Il faut dire qu'on vit loin l'un de l'autre. Et même si l'on a eu l'occasion de se revoir, récemment. Une soirée hors du temps qui m'a fait un bien fou. Ben il vit quand même à deux heures de train. Et pour lui, c'est inenvisageable d'avoir une histoire d'amour à distance. Ce n'est même pas la peine d'y penser. Alors voilà, se mettre ensemble n'est pas une option.
Et puis, je sais que je m'ennuierais très vite. Autant je l'aime, mon triple Capri. Autant, il ne me donnera jamais la dose de magie et de drame dont j'ai besoin pour être amoureuse. Et c'est tant mieux. Quand j'ai dit qu'il était triple Capri, j'ai tout dit, en fait. Il est juste hyper rassurant. Il m'ancre dans la réalité. Et m'empêche de retomber dans mes travers.
Je peux parler à quelqu'un sans avoir peur de me faire juger. Je peux recevoir un peu de tendresse. Un peu d'amour. Sans avoir peur de basculer. En fait, il me permet surtout de me sentir un peu moins seule. Et c'est plus que je n'oserais demander.

Je ne donne pas trop de nouvelles à mes amis. Je fais ce à quoi je m'étais engagée. Partir en vacances avec, au hasard. Je le fais par devoir. Mais je traîne les pieds. J'ai du mal à les contacter. J'ai du mal à honorer nos rendez-vous.
Je n'ai pas envie qu'on me pose de questions. Je n'ai pas envie de faire semblant. Et je n'ai pas non plus envie leur faire subir ma mauvaise humeur et ma tristesse. Je n'ai pas envie d'éprouver leur patience et leur amitié avec mon mal-être dont je suis la seule responsable.
Je ne réponds plus aux messages de Tarabas ni de Rahan. Je fais la morte. Et c'est nul. Mais de toute façon, je me sens nulle. Alors un peu plus ou un peu moins. Je ne suis pas capable de gérer tout ce qu'ils me demandent. Toute l'attention qu'ils me demandent. Et je n'ai pas non plus le courage de mettre un terme à tout ça.

Je me sens super triste. Tout le temps. Angoissée. Tout le temps. J'ai peur de tout. J'ai peur de sortir. J'ai peur qu'on me demande comment je vais. J'ai peur qu'on me propose de me voir. Je fais autant illusion que possible. Et puis, je sais que ce n'est vraiment pas une bonne idée de m'isoler. De m'enfermer en position fœtale sous ma couette. Sauf que. Lutter contre, ça me demande vraiment un effort supplémentaire. Gigantesque. Une énergie que je n'ai pas.
Je suis aigrie.
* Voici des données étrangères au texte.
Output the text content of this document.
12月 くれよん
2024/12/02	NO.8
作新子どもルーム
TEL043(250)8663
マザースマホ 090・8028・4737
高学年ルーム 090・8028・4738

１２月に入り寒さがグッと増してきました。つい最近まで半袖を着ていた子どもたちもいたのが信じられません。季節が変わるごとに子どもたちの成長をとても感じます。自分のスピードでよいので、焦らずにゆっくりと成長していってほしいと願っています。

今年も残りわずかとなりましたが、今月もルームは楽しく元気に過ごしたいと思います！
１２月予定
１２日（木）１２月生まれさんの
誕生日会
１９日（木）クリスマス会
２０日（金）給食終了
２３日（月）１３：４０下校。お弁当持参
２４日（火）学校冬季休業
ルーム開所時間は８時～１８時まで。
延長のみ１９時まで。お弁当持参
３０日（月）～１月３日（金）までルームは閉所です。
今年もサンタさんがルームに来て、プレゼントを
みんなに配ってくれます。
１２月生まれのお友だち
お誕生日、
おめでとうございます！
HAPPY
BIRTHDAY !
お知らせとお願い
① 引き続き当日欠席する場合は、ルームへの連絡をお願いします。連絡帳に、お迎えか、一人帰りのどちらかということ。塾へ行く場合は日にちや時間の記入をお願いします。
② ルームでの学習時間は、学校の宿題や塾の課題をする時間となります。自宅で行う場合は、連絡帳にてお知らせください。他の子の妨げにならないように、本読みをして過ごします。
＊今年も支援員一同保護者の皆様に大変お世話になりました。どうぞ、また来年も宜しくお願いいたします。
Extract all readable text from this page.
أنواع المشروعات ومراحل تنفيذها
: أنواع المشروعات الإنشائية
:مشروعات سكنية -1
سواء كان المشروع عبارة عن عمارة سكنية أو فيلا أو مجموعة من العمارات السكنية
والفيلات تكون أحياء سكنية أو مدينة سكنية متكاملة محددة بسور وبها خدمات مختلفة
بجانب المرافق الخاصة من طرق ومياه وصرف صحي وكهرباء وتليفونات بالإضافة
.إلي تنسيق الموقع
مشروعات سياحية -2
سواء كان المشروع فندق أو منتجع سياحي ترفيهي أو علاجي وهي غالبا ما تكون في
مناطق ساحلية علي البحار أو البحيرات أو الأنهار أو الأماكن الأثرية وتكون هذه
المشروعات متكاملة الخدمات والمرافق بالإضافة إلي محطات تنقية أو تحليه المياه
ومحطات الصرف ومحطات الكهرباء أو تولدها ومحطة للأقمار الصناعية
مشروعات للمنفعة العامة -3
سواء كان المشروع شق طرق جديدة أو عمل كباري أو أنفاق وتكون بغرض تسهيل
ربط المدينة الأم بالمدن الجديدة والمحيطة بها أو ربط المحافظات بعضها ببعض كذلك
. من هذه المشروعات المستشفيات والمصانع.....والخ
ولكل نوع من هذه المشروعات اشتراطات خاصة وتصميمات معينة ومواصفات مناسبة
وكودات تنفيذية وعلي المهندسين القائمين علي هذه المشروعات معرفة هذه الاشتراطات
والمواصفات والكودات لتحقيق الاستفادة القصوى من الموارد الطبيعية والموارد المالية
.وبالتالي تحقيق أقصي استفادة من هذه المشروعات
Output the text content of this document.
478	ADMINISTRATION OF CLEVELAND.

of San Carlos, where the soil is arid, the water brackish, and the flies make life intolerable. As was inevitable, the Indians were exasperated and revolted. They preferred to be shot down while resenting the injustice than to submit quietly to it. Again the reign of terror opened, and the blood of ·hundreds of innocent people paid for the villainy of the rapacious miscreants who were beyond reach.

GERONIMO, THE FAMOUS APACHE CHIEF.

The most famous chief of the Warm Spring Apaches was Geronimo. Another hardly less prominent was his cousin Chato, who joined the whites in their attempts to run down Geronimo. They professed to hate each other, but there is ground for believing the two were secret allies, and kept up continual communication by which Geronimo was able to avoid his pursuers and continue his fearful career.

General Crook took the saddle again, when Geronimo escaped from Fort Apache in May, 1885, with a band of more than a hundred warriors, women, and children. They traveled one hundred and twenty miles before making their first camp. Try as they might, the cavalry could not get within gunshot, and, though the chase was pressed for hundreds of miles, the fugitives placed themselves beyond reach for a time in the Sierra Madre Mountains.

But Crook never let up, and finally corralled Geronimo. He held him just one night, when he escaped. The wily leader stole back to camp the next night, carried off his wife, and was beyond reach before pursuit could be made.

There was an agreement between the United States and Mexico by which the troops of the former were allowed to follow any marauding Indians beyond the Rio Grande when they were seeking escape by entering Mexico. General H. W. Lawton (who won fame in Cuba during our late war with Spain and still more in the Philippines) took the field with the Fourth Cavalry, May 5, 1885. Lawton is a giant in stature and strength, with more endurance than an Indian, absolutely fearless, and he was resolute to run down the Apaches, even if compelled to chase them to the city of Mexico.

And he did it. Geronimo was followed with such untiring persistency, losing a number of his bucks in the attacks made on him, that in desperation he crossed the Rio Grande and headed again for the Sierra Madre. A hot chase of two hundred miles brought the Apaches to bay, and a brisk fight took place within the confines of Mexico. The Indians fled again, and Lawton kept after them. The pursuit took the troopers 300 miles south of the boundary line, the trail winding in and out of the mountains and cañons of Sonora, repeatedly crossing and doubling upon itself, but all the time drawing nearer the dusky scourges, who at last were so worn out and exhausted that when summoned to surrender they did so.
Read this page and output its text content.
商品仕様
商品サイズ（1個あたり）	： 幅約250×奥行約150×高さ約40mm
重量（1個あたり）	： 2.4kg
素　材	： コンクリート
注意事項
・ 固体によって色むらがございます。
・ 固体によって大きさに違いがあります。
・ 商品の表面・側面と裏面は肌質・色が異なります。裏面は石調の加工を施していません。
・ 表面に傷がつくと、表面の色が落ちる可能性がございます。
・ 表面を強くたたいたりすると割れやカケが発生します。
Et jalouse du bonheur des autres. Je perçois tout de manière disproportionnée. Un mot de travers et tout s'écroule. Une phrase maladroite et je fonds en larmes. Je suis un boulet. Je déteste la personne que je suis en ce moment. J'comprends pas ce qu'il se passe avec moi. Pourquoi je n'arrive pas à faire ce qu'il faut pour sortir de ça. Pourquoi je n'arrive pas à me mettre des coups de pieds aux fesses. Pourquoi j'attends toujours de toucher le fond pour rebondir.

Je ne crois pas que je veuille continuer à faire illusion. A faire croire que je vais bien. J'pense que je n'arriverai pas à faire autrement. Parce que c'est l'enveloppe qui me maintient debout. C'est la façade qui me porte.